Taken together, advocates and lawyers say the changes represent a terrifying new strategy in the government’s crackdown on immigrants, designed to instill fear and chaos in families.

“The level and intensity of the attacks on children that we’re seeing currently is unprecedented in my legal career, which has spanned over 10 years,” said Marion Donovan-Kaloust, director of legal services at the Immigrant Defenders law center (ImmDef). “It’s not just one thing – it’s a concentrated attack on children from so many different angles. And it’s really shocking to the conscience.”

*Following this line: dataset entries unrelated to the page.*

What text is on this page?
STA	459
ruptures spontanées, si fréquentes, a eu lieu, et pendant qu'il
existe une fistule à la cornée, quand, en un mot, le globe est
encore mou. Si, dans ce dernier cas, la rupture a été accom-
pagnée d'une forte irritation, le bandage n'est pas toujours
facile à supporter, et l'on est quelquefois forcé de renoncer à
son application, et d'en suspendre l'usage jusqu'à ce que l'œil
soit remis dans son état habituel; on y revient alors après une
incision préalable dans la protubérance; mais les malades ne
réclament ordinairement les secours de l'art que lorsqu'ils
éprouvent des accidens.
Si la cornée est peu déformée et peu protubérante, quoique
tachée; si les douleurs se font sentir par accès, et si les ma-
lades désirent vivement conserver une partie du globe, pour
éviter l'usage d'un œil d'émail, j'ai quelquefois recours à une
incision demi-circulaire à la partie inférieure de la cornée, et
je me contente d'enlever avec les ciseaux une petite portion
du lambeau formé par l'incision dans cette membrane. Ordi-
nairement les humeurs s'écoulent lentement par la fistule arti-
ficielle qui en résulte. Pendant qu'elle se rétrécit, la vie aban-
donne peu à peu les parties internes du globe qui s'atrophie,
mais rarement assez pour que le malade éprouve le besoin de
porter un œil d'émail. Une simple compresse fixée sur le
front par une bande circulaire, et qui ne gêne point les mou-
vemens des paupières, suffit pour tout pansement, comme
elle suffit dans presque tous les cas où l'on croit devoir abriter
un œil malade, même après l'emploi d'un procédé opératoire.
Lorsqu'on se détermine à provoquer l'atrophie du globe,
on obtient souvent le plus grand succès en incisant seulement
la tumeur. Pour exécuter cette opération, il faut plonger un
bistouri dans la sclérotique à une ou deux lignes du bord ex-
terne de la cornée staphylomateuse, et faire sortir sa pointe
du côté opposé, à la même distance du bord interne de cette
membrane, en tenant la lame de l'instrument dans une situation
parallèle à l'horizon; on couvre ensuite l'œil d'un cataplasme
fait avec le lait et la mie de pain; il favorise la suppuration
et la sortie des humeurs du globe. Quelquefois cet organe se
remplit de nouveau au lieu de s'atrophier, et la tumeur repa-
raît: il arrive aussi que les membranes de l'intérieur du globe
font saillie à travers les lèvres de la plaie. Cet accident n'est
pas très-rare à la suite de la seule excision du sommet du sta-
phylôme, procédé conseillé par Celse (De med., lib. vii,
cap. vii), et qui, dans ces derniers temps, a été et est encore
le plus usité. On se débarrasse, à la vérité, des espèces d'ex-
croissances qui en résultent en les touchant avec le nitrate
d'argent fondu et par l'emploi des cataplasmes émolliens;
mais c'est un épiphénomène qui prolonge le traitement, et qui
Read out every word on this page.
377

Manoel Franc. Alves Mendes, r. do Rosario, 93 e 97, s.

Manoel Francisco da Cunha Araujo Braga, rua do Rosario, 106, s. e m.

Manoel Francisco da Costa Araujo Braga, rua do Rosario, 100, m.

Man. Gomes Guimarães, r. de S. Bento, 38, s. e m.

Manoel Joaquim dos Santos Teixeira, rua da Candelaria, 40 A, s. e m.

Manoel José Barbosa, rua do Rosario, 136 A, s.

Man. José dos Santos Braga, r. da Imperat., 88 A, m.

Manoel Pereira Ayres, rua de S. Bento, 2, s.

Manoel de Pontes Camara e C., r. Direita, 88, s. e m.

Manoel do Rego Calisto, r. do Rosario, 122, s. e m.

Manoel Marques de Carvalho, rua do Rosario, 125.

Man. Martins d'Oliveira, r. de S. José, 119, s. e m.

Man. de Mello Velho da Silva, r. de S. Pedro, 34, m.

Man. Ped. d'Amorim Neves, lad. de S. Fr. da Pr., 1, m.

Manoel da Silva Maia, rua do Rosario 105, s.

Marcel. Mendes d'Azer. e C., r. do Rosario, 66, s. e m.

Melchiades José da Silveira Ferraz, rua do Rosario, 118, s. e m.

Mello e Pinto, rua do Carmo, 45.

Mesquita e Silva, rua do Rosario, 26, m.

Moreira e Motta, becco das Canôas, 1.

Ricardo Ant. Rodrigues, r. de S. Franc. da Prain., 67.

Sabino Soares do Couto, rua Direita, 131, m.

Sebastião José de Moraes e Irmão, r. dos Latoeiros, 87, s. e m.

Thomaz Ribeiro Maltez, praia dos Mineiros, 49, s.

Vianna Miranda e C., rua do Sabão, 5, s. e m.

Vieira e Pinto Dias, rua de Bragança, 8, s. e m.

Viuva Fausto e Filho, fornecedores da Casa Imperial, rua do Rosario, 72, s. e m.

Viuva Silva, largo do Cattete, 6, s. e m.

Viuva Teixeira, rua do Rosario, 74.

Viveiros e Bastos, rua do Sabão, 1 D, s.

Children who come to the US without their parents – classified as “unaccompanied minors” by the government – have always been among the most vulnerable people navigating the US immigration system. Some, fleeing poverty, war, gangs, violence or environmental catastrophes in their home countries, have made the journey alone. Others become separated from their parents or guardians along the way.

During Joe Biden’s administration, when record numbers of children were arriving at the southern border, human rights advocates and internal government monitors raised alarms that children were held in overcrowded, jail-like facilities. Now, Donovan-Kaloust said, the Trump administration is attempting to strip these children of basic human rights and legal protections – exposing them to harm and isolating them from loved ones and lawyers who can advocate for their needs.

“Our team works with unaccompanied children every day who are detained, and we’re seeing an incredible increase in just the emotional distress that the children are expressing,” said Donovan-Kaloust. “They’re talking about how they’re not able to sleep, not able to eat. They’re crying a lot, unable to participate in attorney-client meetings.”

Maria’s Arrest In Front Of Her Daughter


In Santa Paula, California, one family experienced the compounding consequences of the administration’s new policies.

Maria, the primary caregiver and sponsor for her 10-year-old daughter who had arrived in the US as an unaccompanied minor, didn’t have any legal status in the US. But she had submitted all the required documents to show that she was a safe caregiver, provided fingerprints and opened her home up for vetting from officials at the Office of Refugee Resettlement (ORR).

On 2 April, she took her daughter in for a routine check-in at a nearby immigration office. Agents arrested her on the spot. “They arrested her in front of her 10-year-old,” said Primitiva Hernandez, the Executive Director of 805 UndocuFund – a nonprofit that has been helping the family navigate their immigration cases.

Within hours, Maria was transferred to a detention center in Otay Mesa – nearly five hours away. When volunteers from 805 UndocuFund realized what had happened they rushed to help Maria’s mother, Lilia, drive over to the immigration office and pick up her granddaughter. Lilia also took custody of Maria’s two-year-old son.

The Guardian is not printing the women’s last names, or naming the children, in order to protect their safety and privacy.

After Maria’s arrest, things took a turn for the worse. Lilia’s case for asylum in the US was denied, and she was told to return to Mexico immediately. “I have to leave, because if I don’t leave, they’ll come looking for me,” Lilia said in a video message she shared with the Guardian. Her granddaughter was already distraught after seeing her mother cuffed, and whisked away by agents. Immigration and Customs Enforcement knew where she lived – she didn’t doubt they’d come knocking.